The Coalition includes three organizations: the Certified Financial Planners Board of Standards, Inc. (CFP Board), the Financial Planning Association (FPA) and the National Association of Personal Financial Advisors(NAPFA).
Funding for SEC Does Not Add to the Deficit
The letter regarding SEC funding, sent on March 8 to individual members of Congress, made the important point that funding the SEC adequately would not cost taxpayers any money, because the SEC already takes in more every year than Congress appropriates to the agency—sometimes hundreds of thousands of dollars more.
The Coalition's letter said: "we note that the SEC is funded entirely through fees assessed to those who the SEC regulates; taxpayers do not bear the burden of funding the SEC. In short, SEC funding has no effect on the deficit. Due to current funding reductions, the SEC Enforcement Division is cutting back on investigations, important vacancies are going unfilled, and technology upgrades needed to deal with the daily influx of information have been cancelled. At the same time, the size and complexity of SEC oversight responsibilities are significantly outpacing SEC funding."

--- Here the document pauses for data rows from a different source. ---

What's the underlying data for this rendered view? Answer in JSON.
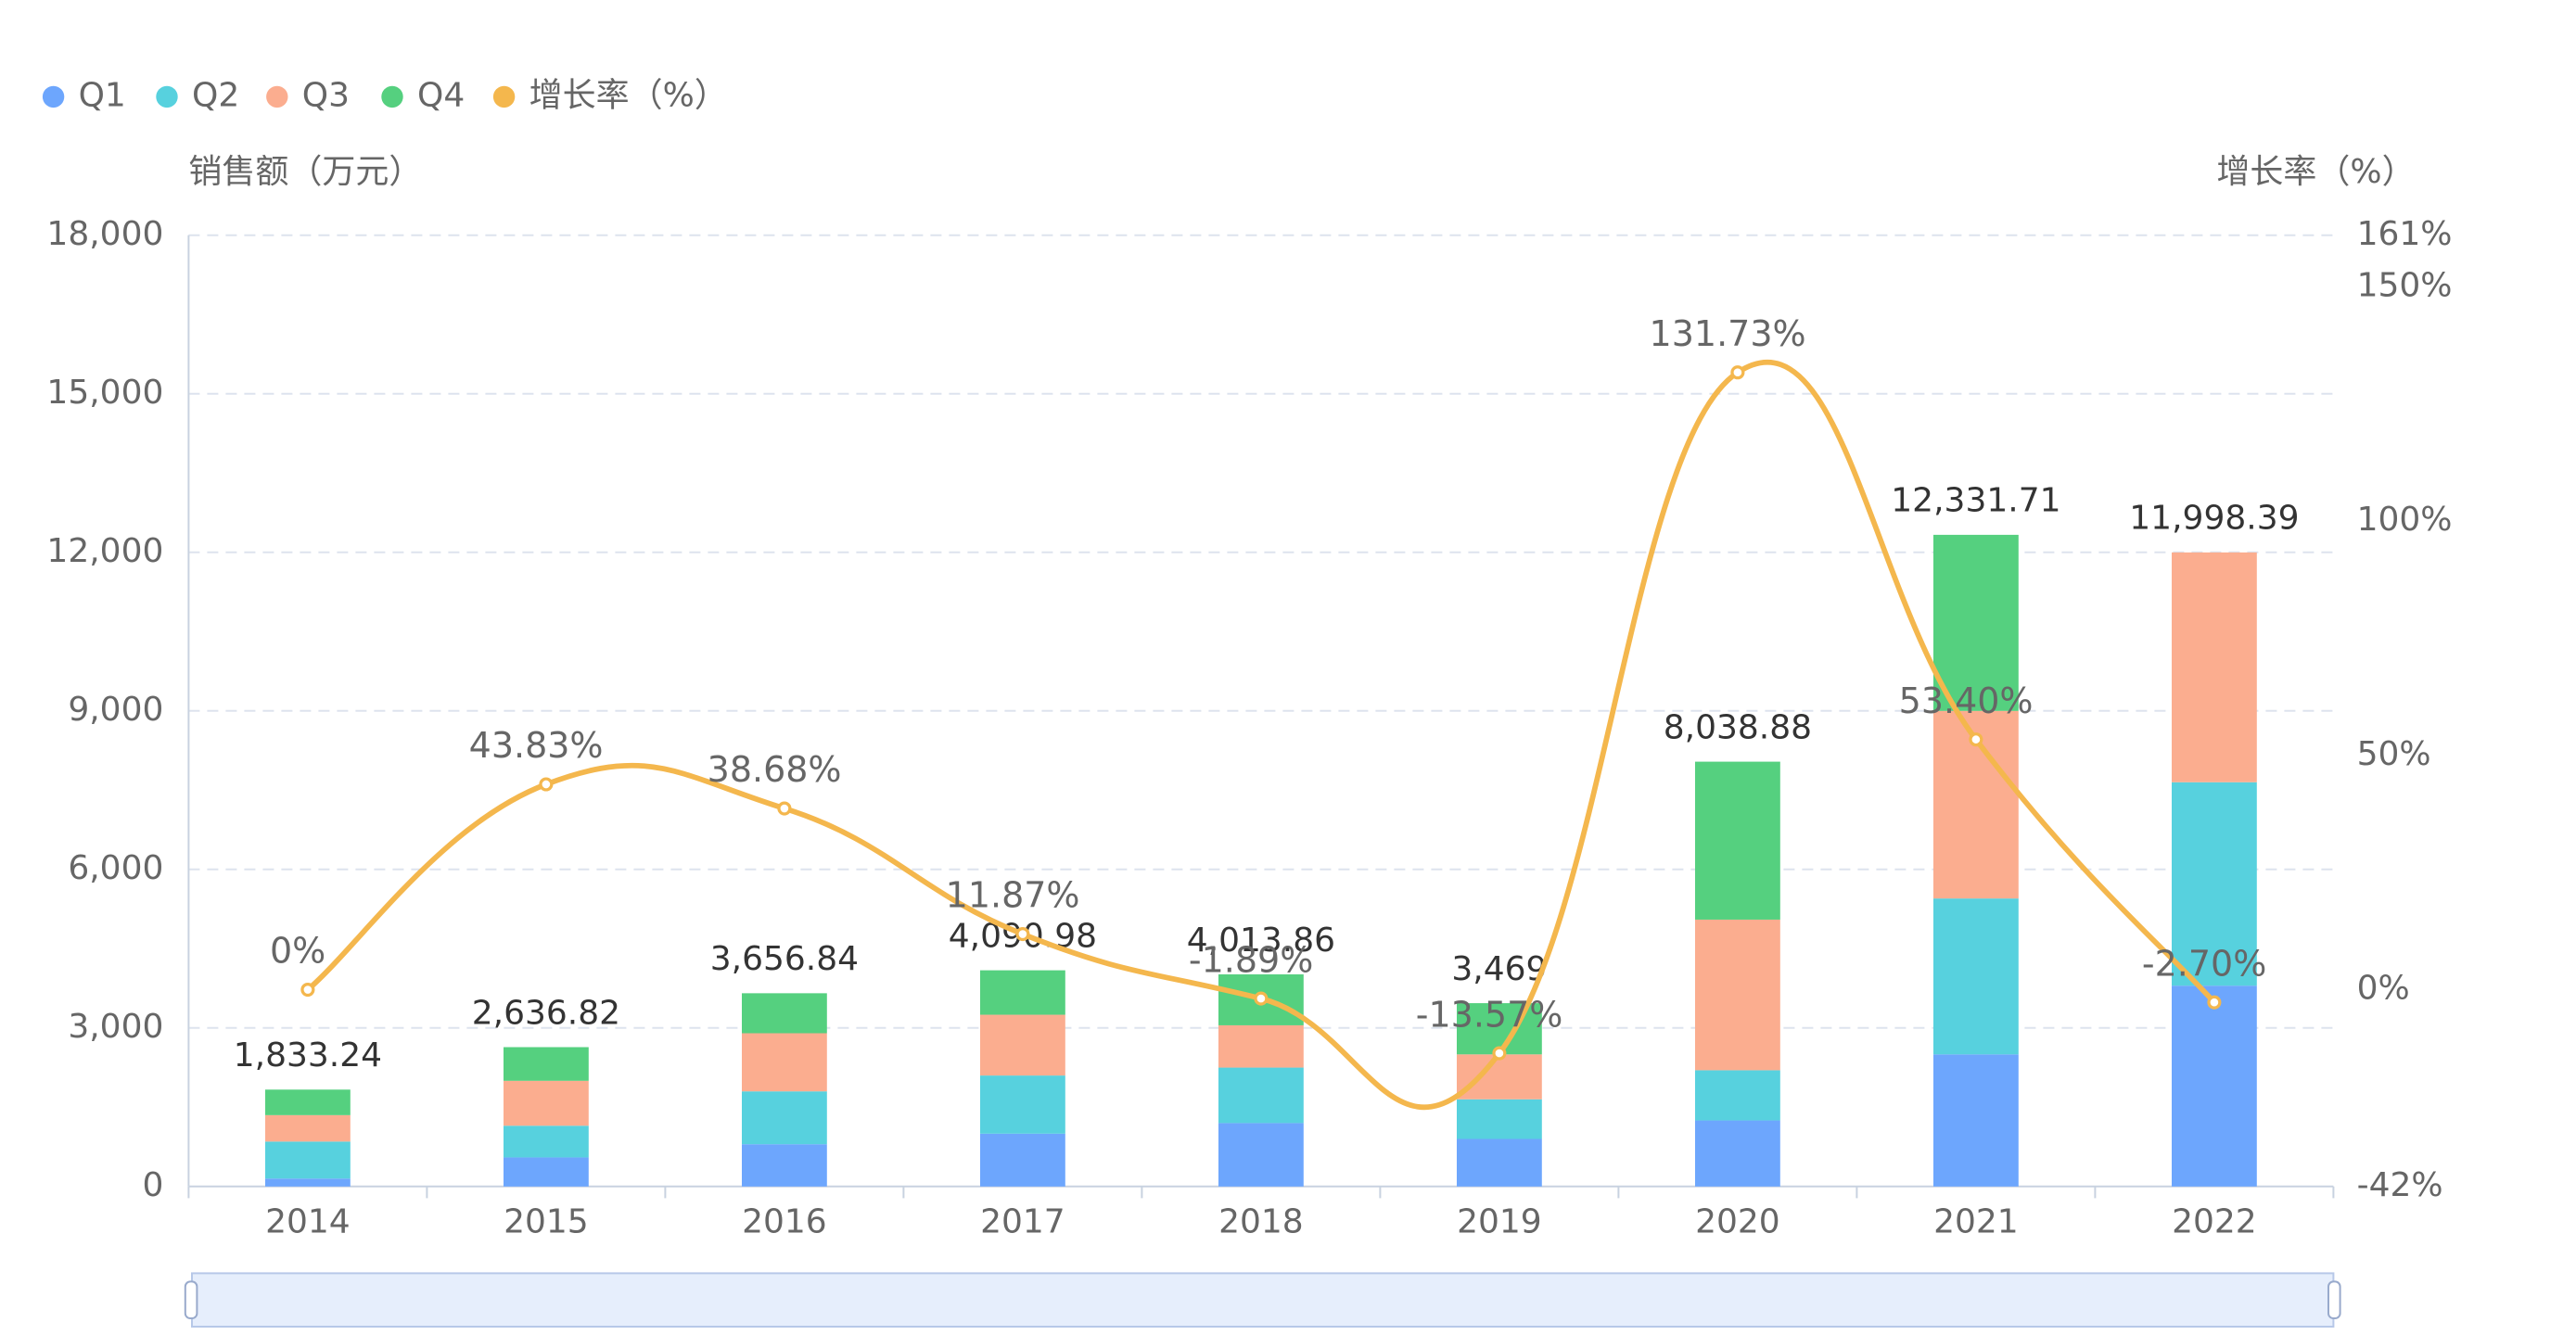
{
  "chart_data": {
    "type": "bar",
    "stacked": true,
    "categories": [
      "2014",
      "2015",
      "2016",
      "2017",
      "2018",
      "2019",
      "2020",
      "2021",
      "2022"
    ],
    "series": [
      {
        "name": "Q1",
        "values": [
          150,
          550,
          800,
          1000,
          1200,
          900,
          1250,
          2500,
          3800
        ]
      },
      {
        "name": "Q2",
        "values": [
          700,
          600,
          1000,
          1100,
          1050,
          750,
          950,
          2950,
          3850
        ]
      },
      {
        "name": "Q3",
        "values": [
          500,
          850,
          1100,
          1150,
          800,
          850,
          2850,
          3550,
          4348.39
        ]
      },
      {
        "name": "Q4",
        "values": [
          483.24,
          636.82,
          756.84,
          840.98,
          963.86,
          969,
          2988.88,
          3331.71,
          0
        ]
      }
    ],
    "totals": [
      1833.24,
      2636.82,
      3656.84,
      4090.98,
      4013.86,
      3469,
      8038.88,
      12331.71,
      11998.39
    ],
    "total_labels": [
      "1,833.24",
      "2,636.82",
      "3,656.84",
      "4,090.98",
      "4,013.86",
      "3,469",
      "8,038.88",
      "12,331.71",
      "11,998.39"
    ],
    "growth_rate": {
      "name": "增长率（%）",
      "values": [
        0,
        43.83,
        38.68,
        11.87,
        -1.89,
        -13.57,
        131.73,
        53.4,
        -2.7
      ],
      "labels": [
        "0%",
        "43.83%",
        "38.68%",
        "11.87%",
        "-1.89%",
        "-13.57%",
        "131.73%",
        "53.40%",
        "-2.70%"
      ]
    },
    "y_left": {
      "title": "销售额（万元）",
      "ylim": [
        0,
        18000
      ],
      "ticks": [
        0,
        3000,
        6000,
        9000,
        12000,
        15000,
        18000
      ],
      "tick_labels": [
        "0",
        "3,000",
        "6,000",
        "9,000",
        "12,000",
        "15,000",
        "18,000"
      ]
    },
    "y_right": {
      "title": "增长率（%）",
      "ylim": [
        -42,
        161
      ],
      "ticks": [
        -42,
        0,
        50,
        100,
        150,
        161
      ],
      "tick_labels": [
        "-42%",
        "0%",
        "50%",
        "100%",
        "150%",
        "161%"
      ]
    },
    "legend": [
      "Q1",
      "Q2",
      "Q3",
      "Q4",
      "增长率（%）"
    ],
    "legend_position": "top-left",
    "grid": true
  },
  "colors": {
    "Q1": "#6da6fd",
    "Q2": "#57d1de",
    "Q3": "#fbad8f",
    "Q4": "#55d07f",
    "rate": "#f4b74d",
    "grid": "#dde3ee",
    "axis": "#c8d2e0",
    "zoom_fill": "#e6eefc",
    "zoom_border": "#b7c8e8"
  }
}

The Fiduciary Standard of Care
"The Coalition has advocated for the fiduciary standard for financial planners and others who hold themselves out as advisors" to individual investors, explains the Professional Growth & Business Development Manager for NAPFA, Nancy Hradsky (left). The letter advocating extension of the fiduciary standard, sent on March 24, went to "the entire Congressional Delegation," saying that the Coalition "supports the SEC in extending the fiduciary standard of care for personal financial advice to individual investors," and urging Congress to support the SEC in implementing this as soon as possible. (This reporter is a member of the Committee for the Fiduciary Standard.)
We have "urged Congress to support SEC in creating a rule extending fiduciary standard of care, as it applies to investment advisors, to brokers," says the CFP Board's Managing Director, Public Policy, Marilyn Mohrman-Gillis (left). This "important consumer reform is long overdue." In a recent survey conducted by the Coalition, she notes, "97% of investors agreed that a financial professional should put the," investor's interests first. Investors "need transparent, accountable markets where their interests would be placed first."
Mohrman-Gillis added that they "anticipate that the SEC will move forward to implement Dodd Frank" legislation, in short order.